Distrik tersebut mengatakan akan terus memantau laporan Safe2Tell dan memberikan lebih banyak pendidikan dan pelatihan tentang layanan tersebut kepada orang tua dan siswa.
Protokol dan alat Sekolah Englewood
Dalam suratnya kepada para orangtua tertanggal 19 September, Polzin menjelaskan bahwa saat menanggapi setiap potensi ancaman, distrik tersebut menggunakan alat dari I Love You Guys Basis, Protokol Respons Standar atau SRP, yang merupakan rencana berbasis tindakan yang digunakan banyak distrik di negara bagian tersebut.
“Ada lima protokol khusus yang digunakan SRP: Tahan, Amankan, Kunci, Evakuasi, dan Berlindung,” kata Polzin dalam surat tersebut. “Semua staf telah dilatih dalam SRP. Poster SRP yang menjelaskan arti setiap perintah tertempel di dinding di semua ruang kelas dan ruang belajar.”

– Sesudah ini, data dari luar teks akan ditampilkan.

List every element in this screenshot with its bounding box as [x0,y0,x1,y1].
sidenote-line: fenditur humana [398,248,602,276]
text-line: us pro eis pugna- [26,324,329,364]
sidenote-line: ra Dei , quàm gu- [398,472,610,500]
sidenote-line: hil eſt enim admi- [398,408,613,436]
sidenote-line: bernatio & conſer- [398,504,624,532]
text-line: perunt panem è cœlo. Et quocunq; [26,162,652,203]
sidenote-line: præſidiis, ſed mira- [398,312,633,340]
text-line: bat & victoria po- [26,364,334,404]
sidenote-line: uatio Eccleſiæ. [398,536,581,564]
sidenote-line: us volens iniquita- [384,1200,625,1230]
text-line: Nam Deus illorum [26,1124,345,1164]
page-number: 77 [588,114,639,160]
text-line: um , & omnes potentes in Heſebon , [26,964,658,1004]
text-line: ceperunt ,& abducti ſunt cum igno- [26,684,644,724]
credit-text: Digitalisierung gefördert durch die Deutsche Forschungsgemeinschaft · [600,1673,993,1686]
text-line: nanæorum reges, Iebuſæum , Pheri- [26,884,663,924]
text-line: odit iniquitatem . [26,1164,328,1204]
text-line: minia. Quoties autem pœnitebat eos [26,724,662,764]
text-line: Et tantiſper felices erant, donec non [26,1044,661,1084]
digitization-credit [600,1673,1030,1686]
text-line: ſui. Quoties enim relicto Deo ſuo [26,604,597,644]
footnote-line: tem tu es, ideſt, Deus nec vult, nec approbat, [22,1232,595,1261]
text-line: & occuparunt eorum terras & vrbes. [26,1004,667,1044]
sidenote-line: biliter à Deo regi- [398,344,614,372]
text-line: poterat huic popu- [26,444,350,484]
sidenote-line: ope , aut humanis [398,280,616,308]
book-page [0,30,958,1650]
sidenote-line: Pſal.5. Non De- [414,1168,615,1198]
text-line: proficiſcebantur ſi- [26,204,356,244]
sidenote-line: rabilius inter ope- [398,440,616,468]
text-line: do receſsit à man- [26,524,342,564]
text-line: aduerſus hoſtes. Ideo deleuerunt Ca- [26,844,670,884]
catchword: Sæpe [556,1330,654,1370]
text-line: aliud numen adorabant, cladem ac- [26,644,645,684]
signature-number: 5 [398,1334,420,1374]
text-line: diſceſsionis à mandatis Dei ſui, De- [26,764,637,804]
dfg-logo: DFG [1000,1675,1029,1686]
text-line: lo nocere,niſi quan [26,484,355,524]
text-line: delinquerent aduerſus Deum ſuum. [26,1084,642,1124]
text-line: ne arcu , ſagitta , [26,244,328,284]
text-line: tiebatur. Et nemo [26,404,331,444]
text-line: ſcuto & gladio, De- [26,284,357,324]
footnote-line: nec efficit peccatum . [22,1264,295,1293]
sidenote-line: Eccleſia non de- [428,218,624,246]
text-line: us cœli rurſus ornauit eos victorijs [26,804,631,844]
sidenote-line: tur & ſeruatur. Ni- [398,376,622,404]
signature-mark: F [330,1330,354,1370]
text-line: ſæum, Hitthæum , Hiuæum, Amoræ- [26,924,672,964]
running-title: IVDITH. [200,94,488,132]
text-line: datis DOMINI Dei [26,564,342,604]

Selain itu, Polzin menjelaskan dalam surat tersebut bahwa untuk membantu siswa dan staf baik secara fisik maupun psikologis selama lockdown, distrik tersebut menggunakan program yang disebut RedBag.
“Kami memiliki RedBag di setiap space aman di seluruh distrik kami, dan setiap tas berisi perlengkapan pertolongan pertama yang menyelamatkan nyawa, serta kode QR untuk mengakses alat komunikasi aman yang dapat memberikan informasi penting kepada staf dan siswa di dalam kelas selama keadaan darurat karantina wilayah,” kata Polzin pada 19 September. “Semua staf kami telah dilatih tentang cara menggunakan RedBag.”
Selain itu, Polzin menjelaskan dalam surat tertanggal 19 September bahwa untuk berkomunikasi dengan orang tua, distrik menggunakan ParentSquare, alat komunikasi di seluruh distrik yang digunakan untuk memberi tahu orang tua tentang kegiatan distrik.
“Selain berfungsi sebagai alat komunikasi umum, ParentSquare juga berfungsi sebagai alat komunikasi darurat yang kuat,” kata Polzin. “Ketika pesan mendesak perlu disampaikan ke masyarakat, kami menggunakan ParentSquare. Kami menganjurkan keluarga untuk mengunduh aplikasi ParentSquare ke perangkat seluler.”
Langkah selanjutnya
Ke depannya, Polzin berharap “ancaman yang tidak berdasar dan menipu ini berhenti.”
“Harapan saya bagi para siswa dan keluarga kami adalah untuk terus menyediakan lingkungan belajar yang sangat aman dan sehat bagi para siswa,” kata Polzin.
Selain itu, pejabat distrik mengatakan mereka akan menyediakan komunikasi yang lebih baik terkait latihan, menawarkan pelatihan yang lebih baik bagi siswa dan staf dalam protokol seperti RedBag, menyediakan pendidikan yang lebih baik tentang penggunaan Safe2Tell kepada orang tua dan siswa, dan menyediakan komunikasi yang lebih baik kepada masyarakat dalam situasi darurat.